Des employés de la Société Le Nickel (SLN), filiale du groupe minier Eramet, à Nouméa, en Nouvelle-Calédonie, en avril 2016. / THEO ROUBY / AFP

Le nickel calédonien n’est pas encore sauvé, mais l’horizon s’éclaircit pour la Société Le Nickel (SLN), filiale du groupe minier Eramet, menacée de faillite à court terme. Le gouvernement de Nouvelle-Calédonie l’a en effet autorisée à exporter 4 millions de tonnes de minerai de nickel par an pendant dix ans (contre 1,2 million en 2018) de 2021 à 2031, a annoncé, mardi 16 avril, l’exécutif local, malgré l’opposition de la minorité des indépendantistes kanaks du FLNKS.

« Ce qui est important est que ces exportations soient autorisées. C’est le bol d’air qu’attendait la SLN », a déclaré Nicolas Metzdorf, porte-parole du gouvernement, alors que le président de la province Nord, Paul Néaoutyine, dénonçait, dans Les Nouvelles calédoniennes, « la dernière version d’une politique coloniale de la terre brûlée ».

Pour Eramet, c’est à coup sûr « une étape fondamentale » du redressement de la SLN, qui emploie 2 000 salariés et génère 8 000 emplois induits. Ces exportations du minerai, qui n’est pas transformé dans l’usine métallurgique de Doniambo à Nouméa, sont une composante essentielle du plan mis en place par Christel Bories.

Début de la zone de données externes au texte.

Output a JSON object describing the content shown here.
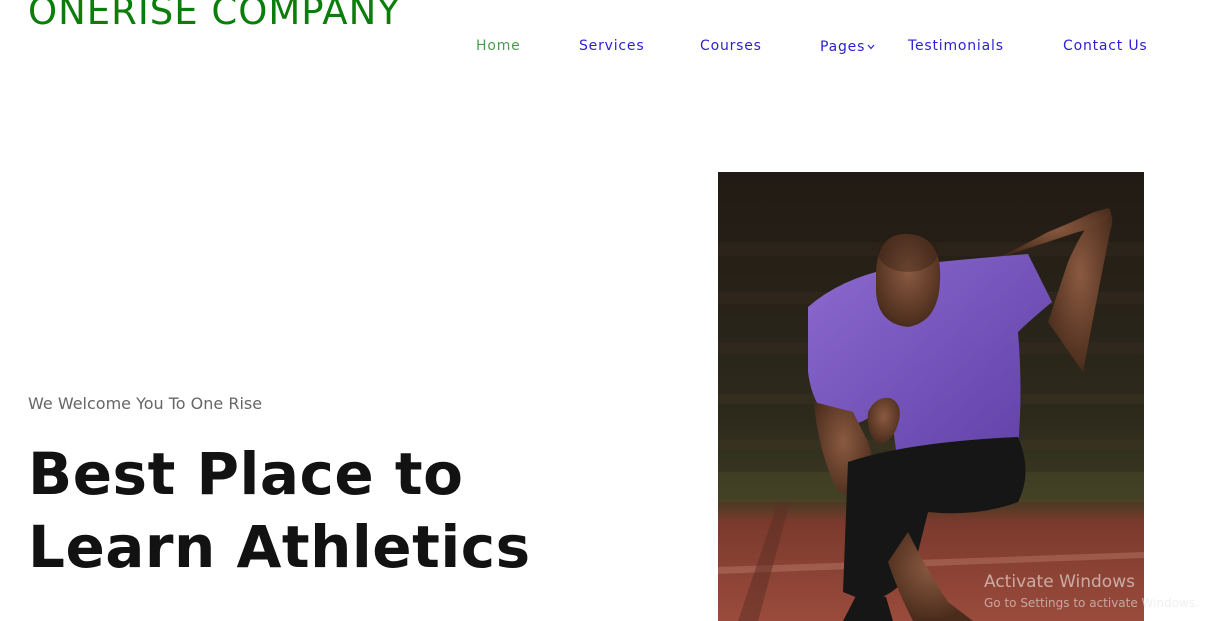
{
  "brand": {
    "name": "ONERISE COMPANY",
    "color": "#0b7d0b"
  },
  "nav": {
    "items": [
      {
        "label": "Home",
        "active": true
      },
      {
        "label": "Services"
      },
      {
        "label": "Courses"
      },
      {
        "label": "Pages",
        "has_dropdown": true,
        "icon": "chevron-down-icon"
      },
      {
        "label": "Testimonials"
      },
      {
        "label": "Contact Us"
      }
    ],
    "link_color": "#2b1fd6",
    "active_color": "#4f9a4f"
  },
  "hero": {
    "subtitle": "We Welcome You To One Rise",
    "title_line1": "Best Place to",
    "title_line2": "Learn Athletics",
    "image": "athlete-sprinting-photo"
  },
  "watermark": {
    "title": "Activate Windows",
    "subtitle": "Go to Settings to activate Windows."
  }
}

Nommée PDG d’Eramet en mai 2017 après un long parcours chez Péchiney, cette diplômée d’HEC n’avait pas caché, en février, que c’était « le plan de la dernière chance » pour la SLN, dont Eramet est le premier actionnaire avec 54 % du capital, devant les trois provinces calédoniennes (36 %) et un investisseur japonais (10 %).

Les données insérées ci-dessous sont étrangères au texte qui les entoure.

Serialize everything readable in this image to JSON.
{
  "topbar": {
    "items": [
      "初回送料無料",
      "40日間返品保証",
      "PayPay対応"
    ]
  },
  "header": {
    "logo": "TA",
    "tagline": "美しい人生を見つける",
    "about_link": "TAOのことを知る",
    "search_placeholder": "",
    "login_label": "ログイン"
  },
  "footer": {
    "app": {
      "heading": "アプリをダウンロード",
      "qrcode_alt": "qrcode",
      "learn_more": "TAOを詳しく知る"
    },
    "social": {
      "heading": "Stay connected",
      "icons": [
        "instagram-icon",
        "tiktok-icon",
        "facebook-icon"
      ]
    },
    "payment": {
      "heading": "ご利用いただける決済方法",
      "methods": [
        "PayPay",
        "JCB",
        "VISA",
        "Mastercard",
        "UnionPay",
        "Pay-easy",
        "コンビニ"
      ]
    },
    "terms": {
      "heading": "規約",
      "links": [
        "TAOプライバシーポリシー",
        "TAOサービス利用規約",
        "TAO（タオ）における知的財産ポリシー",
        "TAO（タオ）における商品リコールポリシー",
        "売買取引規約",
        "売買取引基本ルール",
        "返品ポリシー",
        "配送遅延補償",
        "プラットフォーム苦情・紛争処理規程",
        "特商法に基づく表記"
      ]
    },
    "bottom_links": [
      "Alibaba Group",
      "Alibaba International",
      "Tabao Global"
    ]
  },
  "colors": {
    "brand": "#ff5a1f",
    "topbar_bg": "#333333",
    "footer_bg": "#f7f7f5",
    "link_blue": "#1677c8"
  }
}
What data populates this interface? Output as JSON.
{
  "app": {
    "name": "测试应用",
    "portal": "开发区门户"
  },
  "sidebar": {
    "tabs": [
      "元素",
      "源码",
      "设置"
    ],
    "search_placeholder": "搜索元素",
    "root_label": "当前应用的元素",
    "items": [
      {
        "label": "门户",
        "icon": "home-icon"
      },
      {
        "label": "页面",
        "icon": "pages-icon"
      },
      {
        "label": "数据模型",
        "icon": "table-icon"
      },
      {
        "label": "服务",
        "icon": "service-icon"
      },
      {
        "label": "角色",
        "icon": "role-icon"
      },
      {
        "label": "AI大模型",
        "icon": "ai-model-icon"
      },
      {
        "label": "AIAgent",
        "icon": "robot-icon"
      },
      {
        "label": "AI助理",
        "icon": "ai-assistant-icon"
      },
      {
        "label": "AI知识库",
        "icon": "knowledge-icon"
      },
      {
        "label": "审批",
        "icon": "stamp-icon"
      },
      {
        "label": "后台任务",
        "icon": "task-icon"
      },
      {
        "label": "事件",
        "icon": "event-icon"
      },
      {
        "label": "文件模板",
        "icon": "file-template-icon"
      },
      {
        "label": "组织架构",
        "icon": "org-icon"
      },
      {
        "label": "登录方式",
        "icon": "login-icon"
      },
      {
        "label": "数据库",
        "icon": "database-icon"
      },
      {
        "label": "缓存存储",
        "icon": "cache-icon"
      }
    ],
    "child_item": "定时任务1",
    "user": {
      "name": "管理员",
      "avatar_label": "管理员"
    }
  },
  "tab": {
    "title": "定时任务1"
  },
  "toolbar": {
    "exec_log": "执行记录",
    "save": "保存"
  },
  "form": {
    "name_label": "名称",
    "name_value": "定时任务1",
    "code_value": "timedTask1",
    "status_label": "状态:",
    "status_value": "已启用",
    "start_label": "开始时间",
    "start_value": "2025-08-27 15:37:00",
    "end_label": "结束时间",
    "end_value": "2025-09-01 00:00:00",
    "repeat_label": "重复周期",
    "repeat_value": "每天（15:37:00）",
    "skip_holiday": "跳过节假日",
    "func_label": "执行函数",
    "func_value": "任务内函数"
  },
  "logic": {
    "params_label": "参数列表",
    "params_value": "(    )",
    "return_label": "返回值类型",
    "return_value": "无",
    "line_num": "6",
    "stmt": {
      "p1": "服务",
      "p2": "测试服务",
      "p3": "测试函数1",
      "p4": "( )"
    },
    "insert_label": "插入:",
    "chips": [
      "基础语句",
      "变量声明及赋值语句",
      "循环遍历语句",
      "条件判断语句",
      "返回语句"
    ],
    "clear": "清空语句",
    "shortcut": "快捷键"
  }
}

Amélioration de la productivité

Le coût de la main-d’œuvre et le prix de l’électricité expliquent pour une bonne part la dégradation des comptes de la SLN

La société calédonienne, créée en 1880, fait face à « la montée en puissance de nouveaux producteurs de nickel à bas coût » en Asie du Sud-Est, souligne le groupe. Elle a accumulé 850 millions d’euros de pertes au cours des sept derniers exercices (2012-2018) et elle n’aura « plus de trésorerie mi-2020 ».

Le coût de la main-d’œuvre et le prix de l’électricité nécessaires à l’usine métallurgique de transformation du nickel expliquent pour une bonne part la dégradation des comptes de la SLN. En 2016, elle n’avait dû sa survie qu’à des avances de trésorerie de sa maison mère (325 millions) et de l’Etat (200 millions).

Outre la hausse des exportations, une amélioration de la productivité des sites est également prévue. « Nous allons passer leur durée d’exploitation de 109 heures à 147 heures par semaine », explique Mme Bories. Pour atteindre cet objectif, Eramet a promis la création de 180 emplois pour ses mines. Mais celle de Thio, l’un des quatre sites locaux, est en grève depuis deux mois pour s’opposer à ce plan. Contre toute évidence économique.

En effet, la SLN a un coût de production, non compétitif, de 5,8 dollars (5,1 euros) par livre de nickel. Sa maison mère souhaite le réduire de 1,30 dollar d’ici à 2021 dans le cadre de son plan de performance. Le surcroît d’exportations compte pour 0,60 dollar et le plan sur l’emploi pour 0,45 dollar.

Bons résultats dans le manganèse du Gabon

Reste un point clé : les tarifs de l’électricité – très élevés – du fournisseur local Enercal. Rien ne dit qu’Eramet parviendra à le faire fléchir, alors que l’énergie pèse 40 % des coûts de production. Pour éviter les coupures, la SLN est obligée, 42 fois par an, de se déconnecter du réseau et de mobiliser ses groupes électrogènes. Et la Nouvelle-Calédonie n’attend pas l’entrée en service d’une nouvelle centrale au gaz avant 2023.

Cette augmentation des exportations va à l’encontre de la « doctrine Nickel » du FLNKS, qui dispose de cinq membres au gouvernement (sur onze) : tirer le maximum de valeur ajoutée, en transformant sur place des minerais à haute teneur, et exporter ceux à faible teneur dans des usines offshore à capitaux publics calédoniens (Corée du Sud) pour augmenter au maximum les retombées économiques.

Le feu vert à l’export du gouvernement de Nouméa redonne de l’air au groupe Eramet, dont le bénéfice net 2018 n’a tenu qu’aux bons résultats de son activité dans le manganèse du Gabon. Depuis l’annonce de l’accord, le titre a progressé de près de 10 % à la Bourse de Paris.